The impulse to collect has been with us always. Books are an excellent example, particularly when we can see the result: the many great library collections resulting from the efforts of dedicated collectors. For those with the means and the inclination, collecting books was a way to demonstrate one’s wealth and sophistication. At the turn of the century - a hundred years ago, one way to do that was to acquire limited editions of well-respected authors. An edition could be limited by a fine binding, or a limited printed run, or, perhaps, by the inclusion of some token of the author’s such as a leaf from a manuscript.
The example here, from The Writings of Thoreau, is all of these. It is from a twenty volume set, bound in leather with marbled paper inserts, it is a limited edition of 600 copies, illustrated with full plate engravings from scenic photographs, and, to cap it all off, since it is the “Manuscript Edition,” volume one holds one leaf from a Thoreauvian manuscript, as shown.
This set, with the bookplate of University Regent Jerome J. Day - for whom the Day-Northwest Collection in the University of Idaho Library is named - is number 496 of the 600 and contains one inset leaf (numbered, in pencil, 156) from A Yankee in Canada.

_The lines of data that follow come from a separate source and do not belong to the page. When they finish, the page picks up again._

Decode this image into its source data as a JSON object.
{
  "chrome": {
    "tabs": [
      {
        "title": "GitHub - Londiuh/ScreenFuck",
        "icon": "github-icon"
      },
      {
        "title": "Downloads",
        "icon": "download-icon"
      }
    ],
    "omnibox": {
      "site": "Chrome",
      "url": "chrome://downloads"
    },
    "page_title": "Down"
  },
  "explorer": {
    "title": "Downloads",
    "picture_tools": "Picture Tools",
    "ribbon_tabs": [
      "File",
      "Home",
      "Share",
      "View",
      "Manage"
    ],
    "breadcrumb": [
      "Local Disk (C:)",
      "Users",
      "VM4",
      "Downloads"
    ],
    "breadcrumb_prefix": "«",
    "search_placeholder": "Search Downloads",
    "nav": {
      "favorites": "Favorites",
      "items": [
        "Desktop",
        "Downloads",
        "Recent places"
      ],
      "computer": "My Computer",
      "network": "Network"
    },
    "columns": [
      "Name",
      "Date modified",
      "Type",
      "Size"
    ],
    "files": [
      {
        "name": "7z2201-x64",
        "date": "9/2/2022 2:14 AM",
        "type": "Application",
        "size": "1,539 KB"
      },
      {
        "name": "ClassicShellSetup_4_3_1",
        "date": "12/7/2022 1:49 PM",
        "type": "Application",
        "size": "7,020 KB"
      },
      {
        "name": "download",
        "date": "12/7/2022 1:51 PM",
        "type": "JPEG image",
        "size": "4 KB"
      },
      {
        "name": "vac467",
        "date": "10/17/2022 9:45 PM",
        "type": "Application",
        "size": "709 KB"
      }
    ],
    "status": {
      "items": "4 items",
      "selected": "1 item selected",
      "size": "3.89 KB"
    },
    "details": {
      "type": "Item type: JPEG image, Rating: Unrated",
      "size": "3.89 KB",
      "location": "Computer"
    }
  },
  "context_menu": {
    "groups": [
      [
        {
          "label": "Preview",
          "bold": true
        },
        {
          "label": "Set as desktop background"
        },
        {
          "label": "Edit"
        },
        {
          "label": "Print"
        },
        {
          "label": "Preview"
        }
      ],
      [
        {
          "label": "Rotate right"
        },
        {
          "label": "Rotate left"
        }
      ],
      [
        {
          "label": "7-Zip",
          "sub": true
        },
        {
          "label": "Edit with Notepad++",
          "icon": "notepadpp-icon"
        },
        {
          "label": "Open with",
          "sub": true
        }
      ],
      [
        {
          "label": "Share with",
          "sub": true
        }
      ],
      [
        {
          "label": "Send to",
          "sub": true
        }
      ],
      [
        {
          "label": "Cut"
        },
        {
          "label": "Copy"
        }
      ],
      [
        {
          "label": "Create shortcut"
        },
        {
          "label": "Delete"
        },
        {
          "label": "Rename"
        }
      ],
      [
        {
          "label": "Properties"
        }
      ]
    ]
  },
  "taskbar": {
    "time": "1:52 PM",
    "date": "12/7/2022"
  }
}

Henry David Thoreau, born July 12, 1817 in Concord, Massachusetts, the son of a pencil manufacturer, lived and wrote the transcendental life. His journal, the record of his life, became the source for his books and essays on living on the outside of a materialistic society. A Harvard graduate, a friend of Emerson, an essayist, and a naturalist; these twenty volumes of “Writings” pull into print much of Thoreau’s that had not previously been collected together in this form.

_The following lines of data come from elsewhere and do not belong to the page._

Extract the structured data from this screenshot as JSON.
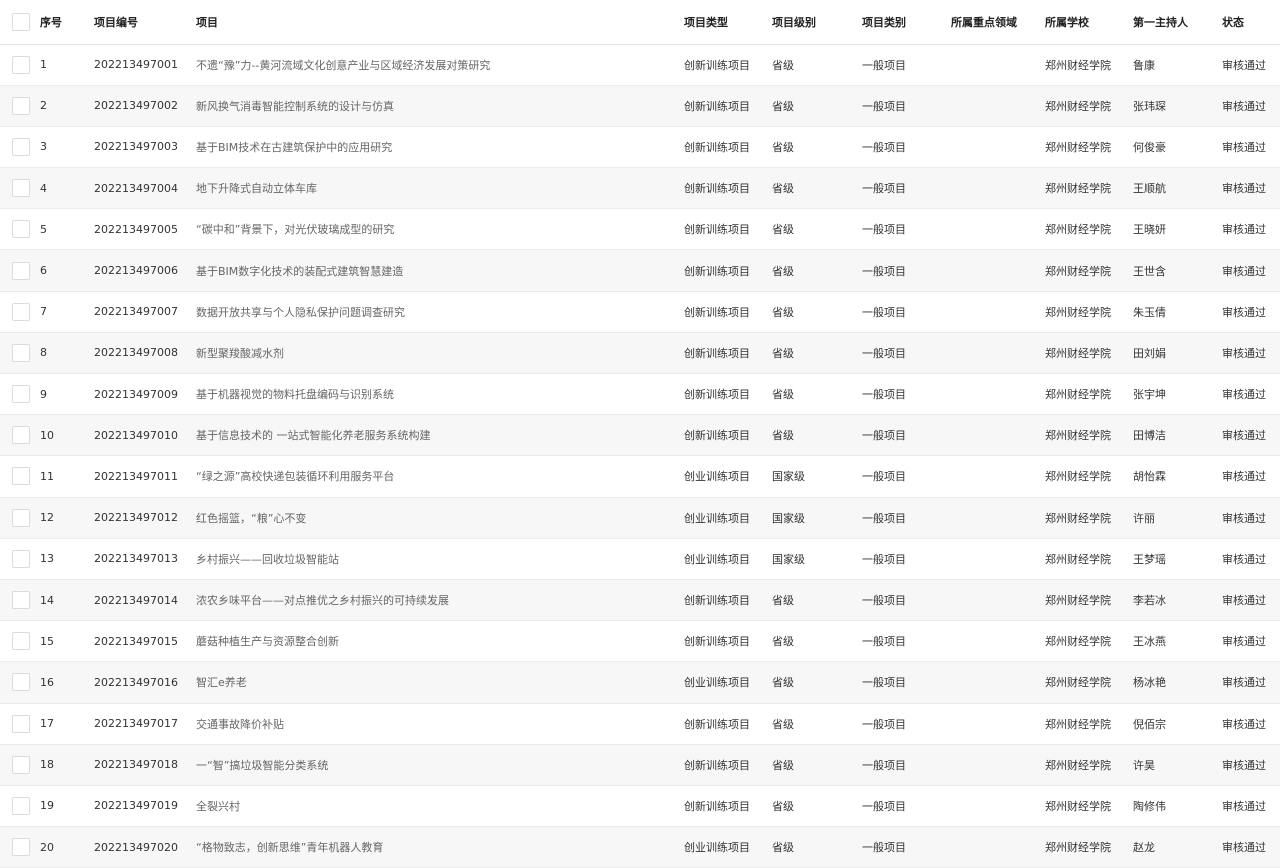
{
  "columns": [
    "序号",
    "项目编号",
    "项目",
    "项目类型",
    "项目级别",
    "项目类别",
    "所属重点领域",
    "所属学校",
    "第一主持人",
    "状态"
  ],
  "rows": [
    {
      "idx": "1",
      "code": "202213497001",
      "name": "不遗“豫”力--黄河流域文化创意产业与区域经济发展对策研究",
      "type": "创新训练项目",
      "level": "省级",
      "category": "一般项目",
      "field": "",
      "school": "郑州财经学院",
      "host": "鲁康",
      "status": "审核通过"
    },
    {
      "idx": "2",
      "code": "202213497002",
      "name": "新风换气消毒智能控制系统的设计与仿真",
      "type": "创新训练项目",
      "level": "省级",
      "category": "一般项目",
      "field": "",
      "school": "郑州财经学院",
      "host": "张玮琛",
      "status": "审核通过"
    },
    {
      "idx": "3",
      "code": "202213497003",
      "name": "基于BIM技术在古建筑保护中的应用研究",
      "type": "创新训练项目",
      "level": "省级",
      "category": "一般项目",
      "field": "",
      "school": "郑州财经学院",
      "host": "何俊豪",
      "status": "审核通过"
    },
    {
      "idx": "4",
      "code": "202213497004",
      "name": "地下升降式自动立体车库",
      "type": "创新训练项目",
      "level": "省级",
      "category": "一般项目",
      "field": "",
      "school": "郑州财经学院",
      "host": "王顺航",
      "status": "审核通过"
    },
    {
      "idx": "5",
      "code": "202213497005",
      "name": "“碳中和”背景下，对光伏玻璃成型的研究",
      "type": "创新训练项目",
      "level": "省级",
      "category": "一般项目",
      "field": "",
      "school": "郑州财经学院",
      "host": "王晓妍",
      "status": "审核通过"
    },
    {
      "idx": "6",
      "code": "202213497006",
      "name": "基于BIM数字化技术的装配式建筑智慧建造",
      "type": "创新训练项目",
      "level": "省级",
      "category": "一般项目",
      "field": "",
      "school": "郑州财经学院",
      "host": "王世含",
      "status": "审核通过"
    },
    {
      "idx": "7",
      "code": "202213497007",
      "name": "数据开放共享与个人隐私保护问题调查研究",
      "type": "创新训练项目",
      "level": "省级",
      "category": "一般项目",
      "field": "",
      "school": "郑州财经学院",
      "host": "朱玉倩",
      "status": "审核通过"
    },
    {
      "idx": "8",
      "code": "202213497008",
      "name": "新型聚羧酸减水剂",
      "type": "创新训练项目",
      "level": "省级",
      "category": "一般项目",
      "field": "",
      "school": "郑州财经学院",
      "host": "田刘娟",
      "status": "审核通过"
    },
    {
      "idx": "9",
      "code": "202213497009",
      "name": "基于机器视觉的物料托盘编码与识别系统",
      "type": "创新训练项目",
      "level": "省级",
      "category": "一般项目",
      "field": "",
      "school": "郑州财经学院",
      "host": "张宇坤",
      "status": "审核通过"
    },
    {
      "idx": "10",
      "code": "202213497010",
      "name": "基于信息技术的 一站式智能化养老服务系统构建",
      "type": "创新训练项目",
      "level": "省级",
      "category": "一般项目",
      "field": "",
      "school": "郑州财经学院",
      "host": "田博洁",
      "status": "审核通过"
    },
    {
      "idx": "11",
      "code": "202213497011",
      "name": "“绿之源”高校快递包装循环利用服务平台",
      "type": "创业训练项目",
      "level": "国家级",
      "category": "一般项目",
      "field": "",
      "school": "郑州财经学院",
      "host": "胡怡霖",
      "status": "审核通过"
    },
    {
      "idx": "12",
      "code": "202213497012",
      "name": "红色摇篮，“粮”心不变",
      "type": "创业训练项目",
      "level": "国家级",
      "category": "一般项目",
      "field": "",
      "school": "郑州财经学院",
      "host": "许丽",
      "status": "审核通过"
    },
    {
      "idx": "13",
      "code": "202213497013",
      "name": "乡村振兴——回收垃圾智能站",
      "type": "创业训练项目",
      "level": "国家级",
      "category": "一般项目",
      "field": "",
      "school": "郑州财经学院",
      "host": "王梦瑶",
      "status": "审核通过"
    },
    {
      "idx": "14",
      "code": "202213497014",
      "name": "浓农乡味平台——对点推优之乡村振兴的可持续发展",
      "type": "创新训练项目",
      "level": "省级",
      "category": "一般项目",
      "field": "",
      "school": "郑州财经学院",
      "host": "李若冰",
      "status": "审核通过"
    },
    {
      "idx": "15",
      "code": "202213497015",
      "name": "蘑菇种植生产与资源整合创新",
      "type": "创新训练项目",
      "level": "省级",
      "category": "一般项目",
      "field": "",
      "school": "郑州财经学院",
      "host": "王冰燕",
      "status": "审核通过"
    },
    {
      "idx": "16",
      "code": "202213497016",
      "name": "智汇e养老",
      "type": "创业训练项目",
      "level": "省级",
      "category": "一般项目",
      "field": "",
      "school": "郑州财经学院",
      "host": "杨冰艳",
      "status": "审核通过"
    },
    {
      "idx": "17",
      "code": "202213497017",
      "name": "交通事故降价补贴",
      "type": "创新训练项目",
      "level": "省级",
      "category": "一般项目",
      "field": "",
      "school": "郑州财经学院",
      "host": "倪佰宗",
      "status": "审核通过"
    },
    {
      "idx": "18",
      "code": "202213497018",
      "name": "一“智”搞垃圾智能分类系统",
      "type": "创新训练项目",
      "level": "省级",
      "category": "一般项目",
      "field": "",
      "school": "郑州财经学院",
      "host": "许昊",
      "status": "审核通过"
    },
    {
      "idx": "19",
      "code": "202213497019",
      "name": "全裂兴村",
      "type": "创新训练项目",
      "level": "省级",
      "category": "一般项目",
      "field": "",
      "school": "郑州财经学院",
      "host": "陶修伟",
      "status": "审核通过"
    },
    {
      "idx": "20",
      "code": "202213497020",
      "name": "“格物致志，创新思维”青年机器人教育",
      "type": "创业训练项目",
      "level": "省级",
      "category": "一般项目",
      "field": "",
      "school": "郑州财经学院",
      "host": "赵龙",
      "status": "审核通过"
    }
  ]
}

The story of Thoreau’s manuscripts is the topic of a nearly exhaustive bibliography by William L. Howarth published in 1974. After Thoreau’s death in 1862, his sister Sophia became his literary executor. She supervised four posthumous publications and by 1874, just before her death, had determined on a successor, Harrison Blake. Blake’s efforts in arranging and relabeling the manuscripts caused later scholars much misapprehension. Blake published four volumes of Thoreau’s Journals between 1881 and 1892. His successor, Elias Russell, began to turn the manuscripts into cash, selling the bulk of them to New York dealer G.S. Hellman who split them into three blocks and disposed of them. Howarth writes:
The third block of Hellman manuscripts went, as previously arranged, to Houghton Mifflin in 1906 for their “Manuscript Edition.” The company prepared six hundred sets of this twenty-volume edition, each set with a single manuscript leaf (or half-leaf) tipped into volume I. . Locating and identifying these fugitive leaves remains, even sixty-five years later, a frustrating and seemingly endless task. . At least one reviewer of the Manuscript Edition charged the publishers with “vandalism” for breaking up Thoreau’s manuscripts, but to the editors this seemed a “legitimate” means of disposal, especially for fragments of text long since published.

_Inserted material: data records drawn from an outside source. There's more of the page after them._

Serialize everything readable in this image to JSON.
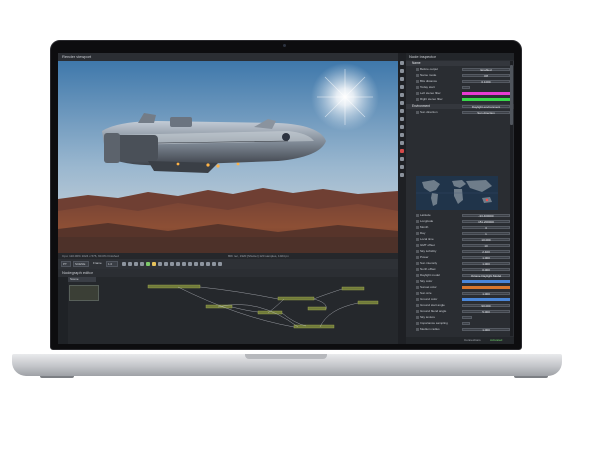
{
  "viewport": {
    "title": "Render viewport",
    "status_left": "Cpu: 110.00% 1024 x 576, 60.0% Finished",
    "status_right": "80h rec, 1920 [Shutter] 120 samples, 1024 px"
  },
  "toolbar": {
    "kernel": "PT",
    "camera": "SCENE",
    "frame_label": "Frame",
    "frame_value": "1.0"
  },
  "nodegraph": {
    "title": "Nodegraph editor",
    "tab": "Scene"
  },
  "inspector": {
    "title": "Node inspector",
    "sections": [
      {
        "label": "Name"
      },
      {
        "label": "Environment",
        "value": "Daylight environment"
      },
      {
        "label": "Visible environment"
      }
    ],
    "name_rows": [
      {
        "label": "Before output",
        "value": "Enabled"
      },
      {
        "label": "Name mode",
        "value": "Off"
      },
      {
        "label": "Bits distance",
        "value": "0.1000"
      },
      {
        "label": "Today start",
        "value": ""
      },
      {
        "label": "Left stereo filter",
        "value": ""
      },
      {
        "label": "Right stereo filter",
        "value": ""
      }
    ],
    "env_rows": [
      {
        "label": "Sun direction",
        "value": "Sun direction"
      },
      {
        "label": "Latitude",
        "value": "-33.400000"
      },
      {
        "label": "Longitude",
        "value": "151.200000"
      },
      {
        "label": "Month",
        "value": "3"
      },
      {
        "label": "Day",
        "value": "1"
      },
      {
        "label": "Local time",
        "value": "10.000"
      },
      {
        "label": "GMT offset",
        "value": "10"
      },
      {
        "label": "Sky turbidity",
        "value": "2.400"
      },
      {
        "label": "Power",
        "value": "1.000"
      },
      {
        "label": "Sun intensity",
        "value": "1.000"
      },
      {
        "label": "North offset",
        "value": "0.000"
      },
      {
        "label": "Daylight model",
        "value": "Octane Daylight Model"
      },
      {
        "label": "Sky color",
        "value": ""
      },
      {
        "label": "Sunset color",
        "value": ""
      },
      {
        "label": "Sun size",
        "value": "1.000"
      },
      {
        "label": "Ground color",
        "value": ""
      },
      {
        "label": "Ground start angle",
        "value": "90.000"
      },
      {
        "label": "Ground blend angle",
        "value": "5.000"
      },
      {
        "label": "Sky texture",
        "value": ""
      },
      {
        "label": "Importance sampling",
        "value": ""
      },
      {
        "label": "Medium",
        "value": ""
      },
      {
        "label": "Medium radius",
        "value": "1.000"
      }
    ],
    "vis_rows": [
      {
        "label": "Backplate",
        "value": ""
      },
      {
        "label": "Reflections",
        "value": ""
      },
      {
        "label": "Refractions",
        "value": ""
      }
    ],
    "status_left": "Connections",
    "status_right": "Activated"
  },
  "colors": {
    "sky_top": "#4a7fb0",
    "sky_bottom": "#c7d6e3",
    "terrain": "#8a4d34",
    "magenta_swatch": "#e83ad2",
    "green_swatch": "#38d64a",
    "blue_swatch": "#4a86d8",
    "orange_swatch": "#d9772c"
  }
}
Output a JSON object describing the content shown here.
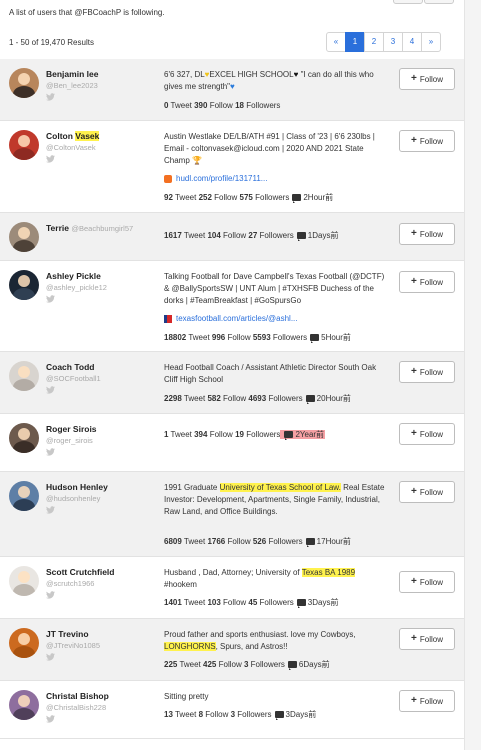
{
  "caption": "A list of users that @FBCoachP is following.",
  "results_text": "1 - 50 of 19,470 Results",
  "pagination": {
    "prev": "«",
    "pages": [
      "1",
      "2",
      "3",
      "4"
    ],
    "next": "»",
    "active_page": "1"
  },
  "follow_label": "Follow",
  "users": [
    {
      "name": "Benjamin lee",
      "handle": "@Ben_lee2023",
      "bio_a": "6'6 327, DL",
      "bio_b": "EXCEL HIGH SCHOOL",
      "bio_c": " \"I can do all this who gives me strength\"",
      "tweets": "0",
      "follows": "390",
      "followers": "18",
      "tweet_label": "Tweet",
      "follow_label": "Follow",
      "followers_label": "Followers",
      "avatar_colors": [
        "#b8865c",
        "#3d2f27"
      ]
    },
    {
      "name": "Colton ",
      "name_hl": "Vasek",
      "handle": "@ColtonVasek",
      "bio": "Austin Westlake DE/LB/ATH #91 | Class of '23 | 6'6 230lbs | Email - coltonvasek@icloud.com | 2020 AND 2021 State Champ",
      "link": "hudl.com/profile/131711...",
      "tweets": "92",
      "follows": "252",
      "followers": "575",
      "time": "2Hour前",
      "avatar_colors": [
        "#c0392b",
        "#8e2a22"
      ]
    },
    {
      "name": "Terrie",
      "handle": "@Beachbumgirl57",
      "tweets": "1617",
      "follows": "104",
      "followers": "27",
      "time": "1Days前",
      "avatar_colors": [
        "#9c8b7a",
        "#4e4238"
      ]
    },
    {
      "name": "Ashley Pickle",
      "handle": "@ashley_pickle12",
      "bio": "Talking Football for Dave Campbell's Texas Football (@DCTF) & @BallySportsSW | UNT Alum | #TXHSFB Duchess of the dorks | #TeamBreakfast | #GoSpursGo",
      "link": "texasfootball.com/articles/@ashl...",
      "tweets": "18802",
      "follows": "996",
      "followers": "5593",
      "time": "5Hour前",
      "avatar_colors": [
        "#1b2634",
        "#2f3f52"
      ]
    },
    {
      "name": "Coach Todd",
      "handle": "@SOCFootball1",
      "bio": "Head Football Coach / Assistant Athletic Director South Oak Cliff High School",
      "tweets": "2298",
      "follows": "582",
      "followers": "4693",
      "time": "20Hour前",
      "avatar_colors": [
        "#d8d4cf",
        "#b3aca5"
      ]
    },
    {
      "name": "Roger Sirois",
      "handle": "@roger_sirois",
      "tweets": "1",
      "follows": "394",
      "followers": "19",
      "time": "2Year前",
      "avatar_colors": [
        "#6d5a4d",
        "#3a2e27"
      ]
    },
    {
      "name": "Hudson Henley",
      "handle": "@hudsonhenley",
      "bio_a": "1991 Graduate ",
      "bio_hl": "University of Texas School of Law.",
      "bio_c": " Real Estate Investor: Development, Apartments, Single Family, Industrial, Raw Land, and Office Buildings.",
      "tweets": "6809",
      "follows": "1766",
      "followers": "526",
      "time": "17Hour前",
      "avatar_colors": [
        "#5e7fa6",
        "#2c3e55"
      ]
    },
    {
      "name": "Scott Crutchfield",
      "handle": "@scrutch1966",
      "bio_a": "Husband , Dad, Attorney; University of ",
      "bio_hl": "Texas BA 1989",
      "bio_c": " #hookem",
      "tweets": "1401",
      "follows": "103",
      "followers": "45",
      "time": "3Days前",
      "avatar_colors": [
        "#e9e6e2",
        "#bfb8b0"
      ]
    },
    {
      "name": "JT Trevino",
      "handle": "@JTreviNo1085",
      "bio_a": "Proud father and sports enthusiast. love my Cowboys, ",
      "bio_hl": "LONGHORNS",
      "bio_c": ", Spurs, and Astros!!",
      "tweets": "225",
      "follows": "425",
      "followers": "3",
      "time": "6Days前",
      "avatar_colors": [
        "#cc6a1f",
        "#a9520f"
      ]
    },
    {
      "name": "Christal Bishop",
      "handle": "@ChristalBish228",
      "bio": "Sitting pretty",
      "tweets": "13",
      "follows": "8",
      "followers": "3",
      "time": "3Days前",
      "avatar_colors": [
        "#8e6e9e",
        "#50405a"
      ]
    }
  ]
}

Russell finally disposed of the remainder to Hellman in 1907 who found a buyer in a New York collector who later disposed of his group to J. Pierpont Morgan, routing them back through dealer George Hellman.
Over the years, many of these larger groups ended up in public collections, such as the New York Public Library, the Huntington, Brown University, and the Universities of Texas and Virginia. Howarth makes a valiant effort to identify and collate all the manuscripts in their respective repositories, tracking materials in forty-seven repositories. It is not surprising that he missed the one leaf at the University of Idaho Library.
In 1991 former Spokanite and Thoreau scholar Bradley P. Dean compiled a list of the 1906 Manuscript Edition Sets. This was published in the Thoreau Research Newsletter with an updated copy placed on the Web at http://www.bradleypdean.com/Publications/Checklist_Ms_Ed_Sets.htm. Dean’s update lists 165 of the 600 numbered copies published, but 28 of those are missing the first volume or the manuscript leaf has been removed. This checklist includes the leaf in the University of Idaho’s Writings of Thoreau.
The manuscript text includes a small portion of Thoreau’s account of his ten-day excursion to Montreal and Quebec in 1850. In it he describes the fortifications at Quebec’s citadel. Thoreau’s extensive description of the ramparts and watchtowers, barracks and walls, allows him to note the folly of such efforts. The cannons, he notes, “were faithfully kept dusted by officials, in accordance with the motto, ‘In time of peace prepare for war;’ but I saw no preparations for peace: she was plainly an uninvited guest.”
Although a single leaf of manuscript, this fragment has some usefulness to scholars. Although the text has been available in print since 1866, an examination of the manuscript reveals that the editor (primarily Thoreau’s sister Sophia) clearly made an effort to “improve” it. Paragraphs and sentences were moved about and some words were changed. It is only by viewing the manuscript itself that one can get a closer sense of what it was that Thoreau intended. This is the essential purpose of primary sources, to preserve and make available the original documents and publications. Unfortunately, to read the page before this one and after this one, dispersed as they are, would require a search for the rest of the manuscript, scattered in other volumes and other collections.
Written October 2004 for the UI Library’s Digital Memories website.